Ao todo, são quatro câmeras instaladas em um ponto estratégico da Torre de TV Digital que monitoram as regiões administrativas 24 horas por dia, em um raio de até 25 km. Ao identificar um possível sinal de fumaça, as imagens reproduzidas são interpretadas pela inteligência artificial, que detecta se pode ser um princípio de incêndio florestal.
“A IA precisa de uma série de dados para que atenda às nossas necessidades. Precisamos criar um conjunto de dataset [bases de dados específicas que servem de amostras para treinamentos de algoritmos de inteligência artificial] para a tecnologia aprender. Depois de chegarmos a um grau aceitável de previsão, começamos a utilizar o sistema”, explica a coordenadora do projeto Sem Fogo-DF e professora do Departamento de Ciência da Computação da Universidade de Brasília (UnB), Priscila Solis Barreto.
“Esse modelo que estamos desenvolvendo é inédito porque a gente trabalha com detecção precoce de incêndio florestal por meio da inteligência artificial em uma região onde não existia base de dados, que é o Cerrado”
Priscila Solis Barreto, coordenadora do projeto Sem Fogo-DF e professora da UnB
Tudo começou após uma roda de conversas entre amigos e pesquisadores que fazem parte da Associação Giga Candanga — instituição científica, tecnológica e de inovação sem fins lucrativos que integra a equipe idealizadora do projeto. A parceria entre o GDF, a Universidade de Brasília (UnB) e a associação resultou no projeto Sem Fogo-DF. A iniciativa, que teve financiamento de R$ 700 mil da FAPDF, foi aprovada em 2021. Ao longo de 2022, a equipe se dedicou a tirar o projeto do papel e, em 2023, foi criado o primeiro protótipo para ser usado na estiagem.

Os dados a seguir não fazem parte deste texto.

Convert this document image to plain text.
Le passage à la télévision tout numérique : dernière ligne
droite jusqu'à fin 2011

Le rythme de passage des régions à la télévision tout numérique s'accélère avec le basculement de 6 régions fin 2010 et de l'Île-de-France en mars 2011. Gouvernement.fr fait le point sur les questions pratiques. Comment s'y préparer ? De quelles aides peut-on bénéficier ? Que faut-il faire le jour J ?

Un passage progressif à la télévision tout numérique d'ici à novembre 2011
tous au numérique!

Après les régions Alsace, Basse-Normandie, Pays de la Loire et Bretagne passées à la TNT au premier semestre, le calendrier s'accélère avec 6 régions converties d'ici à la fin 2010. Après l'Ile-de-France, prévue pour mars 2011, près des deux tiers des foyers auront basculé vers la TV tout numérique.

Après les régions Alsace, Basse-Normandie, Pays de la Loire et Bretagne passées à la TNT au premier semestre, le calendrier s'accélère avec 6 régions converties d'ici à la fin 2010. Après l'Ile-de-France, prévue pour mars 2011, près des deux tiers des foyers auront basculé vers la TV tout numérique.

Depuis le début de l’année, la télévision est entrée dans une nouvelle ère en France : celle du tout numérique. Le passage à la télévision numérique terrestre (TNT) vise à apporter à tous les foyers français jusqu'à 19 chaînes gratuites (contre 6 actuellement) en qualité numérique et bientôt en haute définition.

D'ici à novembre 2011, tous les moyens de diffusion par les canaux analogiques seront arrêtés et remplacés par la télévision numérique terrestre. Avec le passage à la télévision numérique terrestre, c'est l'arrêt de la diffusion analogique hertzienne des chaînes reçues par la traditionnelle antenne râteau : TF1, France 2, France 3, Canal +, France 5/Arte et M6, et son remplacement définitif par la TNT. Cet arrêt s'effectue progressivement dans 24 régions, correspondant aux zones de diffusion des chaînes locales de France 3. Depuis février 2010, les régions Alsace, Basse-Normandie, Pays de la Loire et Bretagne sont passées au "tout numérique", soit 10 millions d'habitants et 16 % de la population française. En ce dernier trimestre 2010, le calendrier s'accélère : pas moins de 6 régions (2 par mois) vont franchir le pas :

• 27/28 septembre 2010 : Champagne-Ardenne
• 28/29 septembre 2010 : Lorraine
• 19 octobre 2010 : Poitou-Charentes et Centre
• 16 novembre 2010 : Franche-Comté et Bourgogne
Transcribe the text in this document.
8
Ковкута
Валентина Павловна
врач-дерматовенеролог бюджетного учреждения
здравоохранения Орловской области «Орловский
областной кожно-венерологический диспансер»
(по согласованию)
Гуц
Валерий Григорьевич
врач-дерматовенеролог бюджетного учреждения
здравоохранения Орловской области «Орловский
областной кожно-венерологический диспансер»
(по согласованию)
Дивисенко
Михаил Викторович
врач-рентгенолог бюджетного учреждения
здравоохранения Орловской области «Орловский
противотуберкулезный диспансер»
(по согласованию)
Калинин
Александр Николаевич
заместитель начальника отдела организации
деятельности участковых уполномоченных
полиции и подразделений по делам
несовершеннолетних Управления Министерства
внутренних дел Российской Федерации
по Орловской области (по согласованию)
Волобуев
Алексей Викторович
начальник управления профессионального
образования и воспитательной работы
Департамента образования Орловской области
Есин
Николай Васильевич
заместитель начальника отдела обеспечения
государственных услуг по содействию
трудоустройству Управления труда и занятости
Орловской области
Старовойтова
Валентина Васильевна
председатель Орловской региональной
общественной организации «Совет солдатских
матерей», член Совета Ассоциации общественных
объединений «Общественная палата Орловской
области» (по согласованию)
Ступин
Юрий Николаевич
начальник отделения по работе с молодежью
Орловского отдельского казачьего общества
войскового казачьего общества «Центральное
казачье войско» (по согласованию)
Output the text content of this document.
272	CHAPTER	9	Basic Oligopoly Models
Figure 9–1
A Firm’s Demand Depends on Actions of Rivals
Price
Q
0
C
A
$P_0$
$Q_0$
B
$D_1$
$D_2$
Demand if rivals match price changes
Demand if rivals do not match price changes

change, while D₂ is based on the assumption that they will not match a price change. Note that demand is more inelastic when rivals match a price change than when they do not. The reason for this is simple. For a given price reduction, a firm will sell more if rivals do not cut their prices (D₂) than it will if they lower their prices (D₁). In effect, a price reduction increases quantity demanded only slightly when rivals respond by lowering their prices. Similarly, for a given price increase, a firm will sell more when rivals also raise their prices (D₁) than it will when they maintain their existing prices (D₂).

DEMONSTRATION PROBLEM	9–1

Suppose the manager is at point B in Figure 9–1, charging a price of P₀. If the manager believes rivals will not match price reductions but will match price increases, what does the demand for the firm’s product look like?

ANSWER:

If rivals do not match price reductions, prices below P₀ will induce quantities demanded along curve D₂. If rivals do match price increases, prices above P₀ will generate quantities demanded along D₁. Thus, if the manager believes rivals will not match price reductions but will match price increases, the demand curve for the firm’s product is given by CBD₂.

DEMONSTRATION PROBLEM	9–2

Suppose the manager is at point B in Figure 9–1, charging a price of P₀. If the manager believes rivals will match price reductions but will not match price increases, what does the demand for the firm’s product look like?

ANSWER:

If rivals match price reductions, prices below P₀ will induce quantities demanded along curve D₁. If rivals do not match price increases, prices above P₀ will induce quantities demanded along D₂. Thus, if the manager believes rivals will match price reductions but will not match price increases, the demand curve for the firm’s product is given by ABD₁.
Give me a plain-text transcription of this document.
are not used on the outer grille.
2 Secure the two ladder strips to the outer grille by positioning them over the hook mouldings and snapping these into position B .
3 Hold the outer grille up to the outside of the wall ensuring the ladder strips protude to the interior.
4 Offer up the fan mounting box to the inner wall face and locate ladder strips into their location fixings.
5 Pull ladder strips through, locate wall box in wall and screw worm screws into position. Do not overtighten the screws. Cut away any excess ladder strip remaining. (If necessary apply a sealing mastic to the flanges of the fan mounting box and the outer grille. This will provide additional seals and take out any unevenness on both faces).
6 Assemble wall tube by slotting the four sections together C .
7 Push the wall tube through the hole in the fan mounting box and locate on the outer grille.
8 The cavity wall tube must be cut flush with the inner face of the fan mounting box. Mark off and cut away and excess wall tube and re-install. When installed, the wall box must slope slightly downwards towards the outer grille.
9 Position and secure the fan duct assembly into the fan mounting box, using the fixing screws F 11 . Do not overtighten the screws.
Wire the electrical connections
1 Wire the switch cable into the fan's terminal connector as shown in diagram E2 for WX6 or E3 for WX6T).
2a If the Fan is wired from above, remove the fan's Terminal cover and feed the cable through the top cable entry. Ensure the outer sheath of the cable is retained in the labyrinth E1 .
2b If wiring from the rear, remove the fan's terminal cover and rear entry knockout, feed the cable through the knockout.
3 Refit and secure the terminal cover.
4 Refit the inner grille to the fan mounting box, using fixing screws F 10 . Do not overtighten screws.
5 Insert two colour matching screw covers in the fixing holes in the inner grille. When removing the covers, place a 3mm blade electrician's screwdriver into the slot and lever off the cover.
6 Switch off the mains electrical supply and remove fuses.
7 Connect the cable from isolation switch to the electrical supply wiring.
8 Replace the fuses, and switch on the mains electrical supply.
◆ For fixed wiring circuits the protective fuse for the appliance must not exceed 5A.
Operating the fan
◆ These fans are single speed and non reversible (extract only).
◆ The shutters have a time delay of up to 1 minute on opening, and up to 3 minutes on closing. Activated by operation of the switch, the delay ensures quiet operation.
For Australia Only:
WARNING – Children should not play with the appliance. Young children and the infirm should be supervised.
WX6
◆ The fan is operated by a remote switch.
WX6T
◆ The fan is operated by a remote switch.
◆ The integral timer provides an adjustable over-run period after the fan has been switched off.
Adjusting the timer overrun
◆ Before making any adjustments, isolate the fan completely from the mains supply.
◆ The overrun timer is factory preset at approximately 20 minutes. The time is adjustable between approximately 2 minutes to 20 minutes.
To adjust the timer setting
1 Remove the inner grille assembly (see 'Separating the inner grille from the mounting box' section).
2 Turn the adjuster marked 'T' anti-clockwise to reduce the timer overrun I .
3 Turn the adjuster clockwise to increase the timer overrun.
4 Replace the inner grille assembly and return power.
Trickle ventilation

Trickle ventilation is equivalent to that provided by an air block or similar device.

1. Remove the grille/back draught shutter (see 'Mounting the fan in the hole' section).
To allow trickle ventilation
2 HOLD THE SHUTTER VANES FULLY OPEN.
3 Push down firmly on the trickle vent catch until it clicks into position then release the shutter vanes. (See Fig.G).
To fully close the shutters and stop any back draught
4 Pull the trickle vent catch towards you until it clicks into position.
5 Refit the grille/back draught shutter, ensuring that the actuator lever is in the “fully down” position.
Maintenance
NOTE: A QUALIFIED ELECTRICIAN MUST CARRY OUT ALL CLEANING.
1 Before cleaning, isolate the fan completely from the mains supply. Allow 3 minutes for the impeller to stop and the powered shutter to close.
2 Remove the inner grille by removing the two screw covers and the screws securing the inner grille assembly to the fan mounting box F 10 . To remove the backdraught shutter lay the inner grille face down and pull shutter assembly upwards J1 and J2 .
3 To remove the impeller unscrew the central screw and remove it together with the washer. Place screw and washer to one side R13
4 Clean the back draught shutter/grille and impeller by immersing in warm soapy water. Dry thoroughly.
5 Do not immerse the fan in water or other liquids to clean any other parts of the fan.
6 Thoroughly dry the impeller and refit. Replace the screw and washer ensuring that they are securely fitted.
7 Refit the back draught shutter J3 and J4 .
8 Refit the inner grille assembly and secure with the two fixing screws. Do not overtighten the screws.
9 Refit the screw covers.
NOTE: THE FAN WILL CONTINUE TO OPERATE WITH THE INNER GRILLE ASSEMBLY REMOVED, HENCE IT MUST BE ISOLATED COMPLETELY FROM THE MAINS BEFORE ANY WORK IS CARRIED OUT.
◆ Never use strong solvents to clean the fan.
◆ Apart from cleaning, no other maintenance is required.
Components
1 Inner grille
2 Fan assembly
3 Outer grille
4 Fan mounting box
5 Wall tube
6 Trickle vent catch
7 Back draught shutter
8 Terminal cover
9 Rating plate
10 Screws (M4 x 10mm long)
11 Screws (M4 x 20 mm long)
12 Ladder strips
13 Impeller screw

Os desafios encontrados, oriundos das características do Cerrado, fizeram com que a equipe de pesquisadores implantasse uma nova camada de interpretação por meio da inteligência artificial. “Há muita poeira que pode ser confundida com fumaça. Além disso, temos neblina, nuvens baixas e um solo que dá um reflexo muito forte podendo confundir também, gerando uma interpretação equivocada”, afirmou Priscila Solis.
Os chamados falsos-positivos para incêndios foram reduzidos com mais uma etapa de verificação das imagens. “Primeiro, são feitas a identificação e a detecção do fogo. Após uma análise, as câmeras dão um zoom no ponto identificado para interpretar com mais precisão. Se de fato for fumaça, a tecnologia realiza uma classificação de risco, que envia todas as informações para o painel do sistema, ao qual o CBMDF tem acesso, para dar andamento às ações de combate”, completa.
Hoje, os pesquisadores calculam que apenas 4% dos chamados são identificados como falsos-positivos, o que classifica a iniciativa como um projeto pioneiro de sucesso. “Por dia, nós verificamos que há muitos sinistros nessa época do ano. Esse modelo que estamos desenvolvendo é inédito porque a gente trabalha com detecção precoce de incêndio florestal por meio da inteligência artificial em uma região onde não existia base de dados, que é o Cerrado”, conclui a pesquisadora Priscila.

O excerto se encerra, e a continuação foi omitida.